Molecular docking is a structure-based drug design method that predicts the binding mode and affinity by studying the interaction of organic small molecule ligands with biological macromolecular receptors. Molecular docking methods have a wide range of applications in the fields of enzymology research and drug design. Since the Kuntz team at California State University, San Francisco developed the first molecular docking software DOCK in 1982, scientists have developed a variety of theoretical models and docking algorithms. The most important theoretical models and corresponding docking methods are:
1. Lock-and-key model, rigid docking;
2. Induced fit model (induced-fit), flexible docking (flexible docking) and semi-flexible docking (semi-flexible docking);
3. Conformation ensemble, ensemble docking.
The essence of molecular docking is the recognition process between two or more molecules, involving spatial matching and energy matching between
molecules. The docking software places small ligand molecules at the active site of the receptor target, and searches for ligands by continuously optimizing the position, conformation, dihedral angle of the rotatable bond, and the side chain and skeleton of the receptor amino acid residues. The best conformation for binding of small molecules to the receptor target, prediction of its binding mode and affinity.
Autodock Vina and DOCK6 are two widely used open source and free molecular docking software, with a very high accuracy. Nevertheless, it is still necessary to be cautious to perform accurate molecular docking calculations. Because the recognition process of biological macromolecules and small molecules is quite complicated, researchers cannot ignore the full understanding of the research system, such as the recognition of hot residues and key interactions, the removal and retention of water molecules in the pocket, and the treatment of metal ions. At the same time, the experimentally measured three-dimensional structures of biological macromolecules often contain various problems, such as low precision and missing atoms. These will seriously affect the accuracy of the molecular docking results. Therefore, pre-docking is particularly important.

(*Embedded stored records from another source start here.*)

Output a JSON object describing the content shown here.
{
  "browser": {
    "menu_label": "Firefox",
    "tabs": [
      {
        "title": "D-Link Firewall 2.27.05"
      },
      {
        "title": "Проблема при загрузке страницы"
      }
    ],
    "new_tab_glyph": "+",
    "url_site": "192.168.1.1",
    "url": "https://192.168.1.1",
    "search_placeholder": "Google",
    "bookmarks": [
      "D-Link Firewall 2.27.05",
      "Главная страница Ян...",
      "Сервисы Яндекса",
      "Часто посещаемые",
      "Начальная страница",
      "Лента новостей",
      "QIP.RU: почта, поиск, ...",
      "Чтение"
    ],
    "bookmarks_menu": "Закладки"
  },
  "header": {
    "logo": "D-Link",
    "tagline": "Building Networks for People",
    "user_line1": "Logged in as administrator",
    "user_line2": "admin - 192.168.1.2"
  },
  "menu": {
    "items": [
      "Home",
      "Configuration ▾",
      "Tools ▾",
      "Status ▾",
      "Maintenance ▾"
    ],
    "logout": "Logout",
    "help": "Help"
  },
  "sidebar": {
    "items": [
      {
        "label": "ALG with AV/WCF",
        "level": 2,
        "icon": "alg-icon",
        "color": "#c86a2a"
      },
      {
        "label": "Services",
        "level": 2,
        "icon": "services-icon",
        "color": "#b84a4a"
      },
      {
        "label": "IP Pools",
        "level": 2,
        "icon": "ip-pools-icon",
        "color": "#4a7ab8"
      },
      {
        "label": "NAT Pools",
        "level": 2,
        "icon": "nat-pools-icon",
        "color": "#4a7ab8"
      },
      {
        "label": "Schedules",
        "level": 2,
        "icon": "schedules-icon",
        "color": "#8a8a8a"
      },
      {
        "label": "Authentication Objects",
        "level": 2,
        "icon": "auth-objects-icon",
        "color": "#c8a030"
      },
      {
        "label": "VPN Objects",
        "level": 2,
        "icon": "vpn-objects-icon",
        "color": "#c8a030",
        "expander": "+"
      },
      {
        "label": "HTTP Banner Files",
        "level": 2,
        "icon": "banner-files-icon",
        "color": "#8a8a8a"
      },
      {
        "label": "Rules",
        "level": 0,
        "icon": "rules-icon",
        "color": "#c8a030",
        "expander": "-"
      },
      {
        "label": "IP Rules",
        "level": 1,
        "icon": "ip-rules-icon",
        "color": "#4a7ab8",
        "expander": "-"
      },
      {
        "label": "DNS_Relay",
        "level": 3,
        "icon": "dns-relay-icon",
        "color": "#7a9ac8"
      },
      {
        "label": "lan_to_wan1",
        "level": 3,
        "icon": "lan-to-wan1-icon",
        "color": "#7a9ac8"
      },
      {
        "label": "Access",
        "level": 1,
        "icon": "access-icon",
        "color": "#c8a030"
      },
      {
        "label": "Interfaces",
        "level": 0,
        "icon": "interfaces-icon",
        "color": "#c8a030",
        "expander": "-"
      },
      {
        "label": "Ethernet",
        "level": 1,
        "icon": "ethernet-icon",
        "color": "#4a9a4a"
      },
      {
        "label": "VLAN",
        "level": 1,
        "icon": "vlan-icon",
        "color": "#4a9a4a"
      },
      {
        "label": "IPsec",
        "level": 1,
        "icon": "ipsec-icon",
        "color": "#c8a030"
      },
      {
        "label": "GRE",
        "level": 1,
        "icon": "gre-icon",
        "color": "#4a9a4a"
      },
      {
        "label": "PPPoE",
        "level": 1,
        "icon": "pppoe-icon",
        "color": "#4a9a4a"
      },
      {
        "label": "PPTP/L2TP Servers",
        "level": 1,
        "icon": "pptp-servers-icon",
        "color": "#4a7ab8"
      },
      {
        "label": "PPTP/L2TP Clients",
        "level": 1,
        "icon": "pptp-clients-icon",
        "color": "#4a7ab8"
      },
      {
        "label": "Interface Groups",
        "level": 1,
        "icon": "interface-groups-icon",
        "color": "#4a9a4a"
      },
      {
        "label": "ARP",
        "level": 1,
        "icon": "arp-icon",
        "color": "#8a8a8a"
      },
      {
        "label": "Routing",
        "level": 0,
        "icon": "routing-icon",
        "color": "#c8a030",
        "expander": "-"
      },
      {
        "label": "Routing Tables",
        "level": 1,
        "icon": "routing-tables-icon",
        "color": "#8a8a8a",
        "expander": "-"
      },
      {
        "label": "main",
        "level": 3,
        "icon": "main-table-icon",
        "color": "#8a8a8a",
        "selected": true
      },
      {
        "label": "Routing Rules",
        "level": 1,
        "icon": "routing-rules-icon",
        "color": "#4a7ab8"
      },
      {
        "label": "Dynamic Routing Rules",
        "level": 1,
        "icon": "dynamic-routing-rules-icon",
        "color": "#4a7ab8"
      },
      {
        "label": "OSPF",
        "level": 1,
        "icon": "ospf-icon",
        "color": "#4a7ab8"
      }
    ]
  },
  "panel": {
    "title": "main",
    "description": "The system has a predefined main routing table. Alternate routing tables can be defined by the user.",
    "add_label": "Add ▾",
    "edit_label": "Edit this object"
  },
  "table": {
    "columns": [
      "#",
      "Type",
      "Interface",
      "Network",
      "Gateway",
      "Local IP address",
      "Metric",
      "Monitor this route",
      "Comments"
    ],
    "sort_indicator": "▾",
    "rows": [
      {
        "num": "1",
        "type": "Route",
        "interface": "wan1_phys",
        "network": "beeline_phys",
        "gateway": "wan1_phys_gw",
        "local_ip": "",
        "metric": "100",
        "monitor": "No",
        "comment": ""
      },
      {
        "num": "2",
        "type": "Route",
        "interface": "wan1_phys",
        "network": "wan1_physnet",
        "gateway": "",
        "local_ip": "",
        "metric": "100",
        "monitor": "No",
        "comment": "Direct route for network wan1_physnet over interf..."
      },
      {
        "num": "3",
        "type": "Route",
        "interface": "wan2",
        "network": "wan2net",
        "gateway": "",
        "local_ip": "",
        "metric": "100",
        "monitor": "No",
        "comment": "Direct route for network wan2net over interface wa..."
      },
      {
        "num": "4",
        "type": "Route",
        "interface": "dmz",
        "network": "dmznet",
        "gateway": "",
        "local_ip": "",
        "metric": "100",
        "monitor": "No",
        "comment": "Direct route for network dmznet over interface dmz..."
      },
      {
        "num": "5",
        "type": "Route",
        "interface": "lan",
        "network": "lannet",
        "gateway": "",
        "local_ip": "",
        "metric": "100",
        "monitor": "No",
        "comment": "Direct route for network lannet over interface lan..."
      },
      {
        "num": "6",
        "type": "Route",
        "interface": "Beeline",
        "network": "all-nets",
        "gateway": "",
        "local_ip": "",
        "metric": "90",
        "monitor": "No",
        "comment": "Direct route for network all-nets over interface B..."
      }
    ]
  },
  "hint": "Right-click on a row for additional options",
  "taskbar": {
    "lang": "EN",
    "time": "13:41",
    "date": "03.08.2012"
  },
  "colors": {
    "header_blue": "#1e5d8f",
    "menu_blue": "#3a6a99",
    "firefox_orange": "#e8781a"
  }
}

A large number of studies have shown that for compounds with large differences in the molecular structure of co-crystal ligands, or systems with larger (or smaller) receptor pockets or larger flexibility, using default parameters and operations often results in disappointing results. The common situation is that the binding modes of the derivatives of the same skeleton should be similar, but the conformations of different orientations are obtained; according to the docking score, the compounds with better activity are ranked lower, and the compounds with lower activity are ranked higher. In addition, the computing performance of the computer is also one of the factors restricting the docking of large-scale molecules. In these cases, more experience guidance or special treatment needs to be added.
The application of molecular docking mainly has the following two aspects:
Molecular docking can be used to study/predict the interaction between active small molecules and biological macromolecules, and to understand its mechanism of action.

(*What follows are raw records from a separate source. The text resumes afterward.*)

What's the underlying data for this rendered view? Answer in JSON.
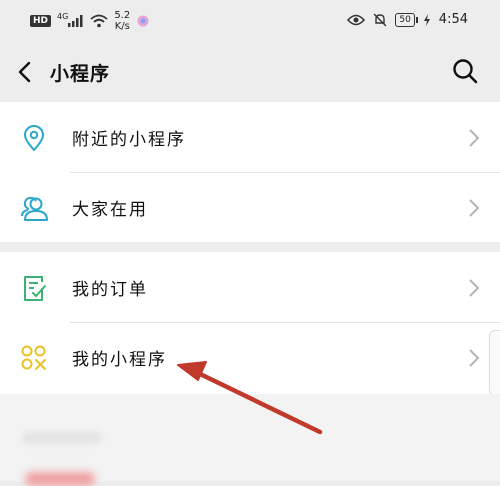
{
  "status_bar": {
    "hd": "HD",
    "network": "4G",
    "speed_value": "5.2",
    "speed_unit": "K/s",
    "battery": "50",
    "time": "4:54"
  },
  "header": {
    "title": "小程序"
  },
  "menu": {
    "nearby": {
      "label": "附近的小程序",
      "icon": "location-pin-icon"
    },
    "everyone": {
      "label": "大家在用",
      "icon": "users-icon"
    },
    "orders": {
      "label": "我的订单",
      "icon": "checklist-icon"
    },
    "mine": {
      "label": "我的小程序",
      "icon": "mini-program-icon"
    }
  },
  "colors": {
    "accent_cyan": "#2aa7c9",
    "accent_green": "#3bb273",
    "accent_yellow": "#e9c229",
    "annotation_red": "#c0392b"
  }
}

Molecular docking can be used to quickly find small molecules with potential activity from chemical databases, save experimental costs, and improve hit rates.
If conditions permit, the former needs to examine the reproducibility of the docking software (method), that is, re-dock or self-dock, and the latter needs to examine the screening performance, including Enrichment rate, goodness of fit. Only through rigorous and scientific treatment can we ensure that the simple docking process gets accurate calculation results.